Este mistério de Deus em Maria é muito difícil de compreender. É complexo. Talvez como tudo o que estamos a viver. Normalmente aconselhamos sempre a sair mais de nós próprios e entregarmo-nos mais aos outros, indicamos e propomos um exercício de saída; a Igreja em saída do Papa Francisco. Pois agora, o lema e a dinâmica é: “fica em casa”. Talvez possamos, também nesta passividade, acolher o Mistério de Deus em nós. A que é que Deus nos está a chamar a cada um e a cada uma? Como queremos viver este ser Escrava do Senhor?
- Que quero ser, na zona do medo?
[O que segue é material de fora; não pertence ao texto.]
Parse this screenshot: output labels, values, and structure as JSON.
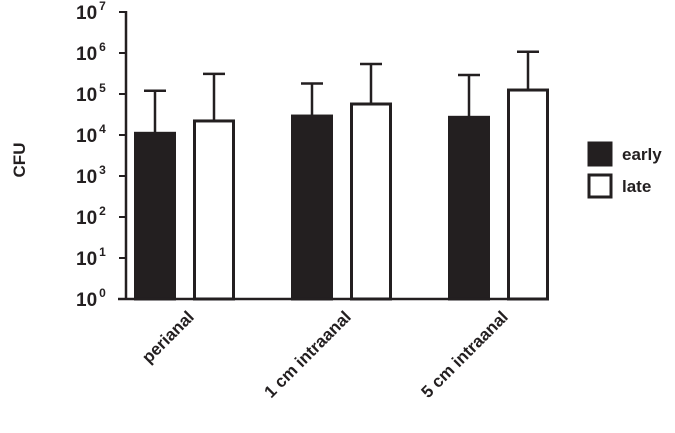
{
  "chart_data": {
    "type": "bar",
    "title": "",
    "xlabel": "",
    "ylabel": "CFU",
    "yscale": "log",
    "ylim": [
      1,
      10000000
    ],
    "yticks": [
      {
        "base": "10",
        "exp": "0"
      },
      {
        "base": "10",
        "exp": "1"
      },
      {
        "base": "10",
        "exp": "2"
      },
      {
        "base": "10",
        "exp": "3"
      },
      {
        "base": "10",
        "exp": "4"
      },
      {
        "base": "10",
        "exp": "5"
      },
      {
        "base": "10",
        "exp": "6"
      },
      {
        "base": "10",
        "exp": "7"
      }
    ],
    "categories": [
      "perianal",
      "1 cm intraanal",
      "5 cm intraanal"
    ],
    "series": [
      {
        "name": "early",
        "color": "#231f20",
        "values": [
          11000,
          29000,
          27000
        ],
        "error_upper": [
          120000,
          180000,
          290000
        ]
      },
      {
        "name": "late",
        "color": "#ffffff",
        "values": [
          22000,
          57000,
          125000
        ],
        "error_upper": [
          310000,
          540000,
          1070000
        ]
      }
    ],
    "legend": {
      "position": "right",
      "entries": [
        "early",
        "late"
      ]
    },
    "grid": false
  }
}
Perante o anúncio do Anjo, Maria ficou perturbada, encheu-se de pânico e começou a justificar-se com a incapacidade de continuar a acreditar ou acolher a chamada de Deus. “Não conheço varão e isto não é possível neste momento da minha vida”. Quantas vezes não sentimos que o Senhor nos chama para o serviço e a oração e dizemos por dentro: “não é o momento”, não sei…”, não posso”. Viver no medo é sempre viver em “saldo”. O mais barato, o mais acessível, o mais fácil. E muitas vezes totalmente paralisado. Com avançar apesar do medo? A encarnação mostra-nos a dinâmica de um olhar compassivo. Temos que aprender a olhar com novos olhos, como Maria, de forma sensível, capaz de continuar a gerar vida à nossa volta. Amando. Servindo. Olhando e deixando-nos atingir.
- Que quero ser, na zona da aprendizagem? Interrogamo-nos sempre sobre qual vai ser o benefício que tiramos disto. Quantas vezes ouvimos: que ganho eu com isto?; que aprendo se eu for, se sou dócil, se partilho, se vivo? Maria, no recanto da sua casa de Nazaré, talvez tivesse perguntado ao Anjo qual era o significado daquilo e que benefícios ela teria. Não podemos viver sempre à espera das vantagens que iremos ter. Porque isso limita a entrega e a generosidade. A vacina está na dinâmica da encarnação, do descer de Deus. A Humildade do pequeno e do simples. Para Maria, o único benefício era uma pequena alegria na forma de um pequeno menino. Deus convida-nos a acolher sempre o pequeno e o simples, assim seremos mais Escravas d’Ele e por Ele. Aprender a humilhar-nos para ser um pouco mais como Jesus.
- Que quero ser, na zona de crescimento? Ao longo da nossa vida vamos descobrindo momentos em que crescemos e outros em que minguamos muito. Podemos viver a nossa missão, o que o Senhor quer de nós, com os altos e baixos, em qualquer vocação: a religiosa, a laical a familiar. Viver com um olhar posto em nós. Com fazem as crianças e adolescentes que se medem para ver onde chegam. Ter expetativas humanas que por vezes nos ajudam a empurrar para cima, mas muitas outras vezes nos fazem ir para baixo. Não será que estamos muito concentrados em nós e no nosso ego? Maria disse sim, porque se esqueceu de si. Não sei se teria dito que sim se tivesse outras expetativas mais fortes do que a de servir a Deus. Maria deixou-se levar por Deus e o seu único desejo era alcançar a alegria que vinha de Deus. Aprendemos a crescer a partir da dinâmica da encarnação, do gerar. O que Maria faz é dizer que sim a que Deus cresça no seu interior, tomando forma humana para nós. Esse Deus-connosco faz-se carne no seio de Maria. O nosso verdadeiro crescimento é deixar que Deus cresça em nós. Deixar que Deus gere vida dentro de cada um de nós, para transmitir vida, e assim encher o nosso mundo de alegria.
Hoje, podemos deixar ressoar a partir do coração de Deus, que vemos em Jesus a pequenez do homem e a grandeza de Deus. Maria é escrava pelo seu fiat, pelo seu sim, por pôr todo o coração no coração de Cristo.
Escutemos Santa Rafaela e, para ser mais de Deus, deixemo-nos envolver por Deus na nossa conversão pessoal: “Só em Jesus, por Jesus e para Jesus, toda a minha vida e todo o meu coração e para sempre”.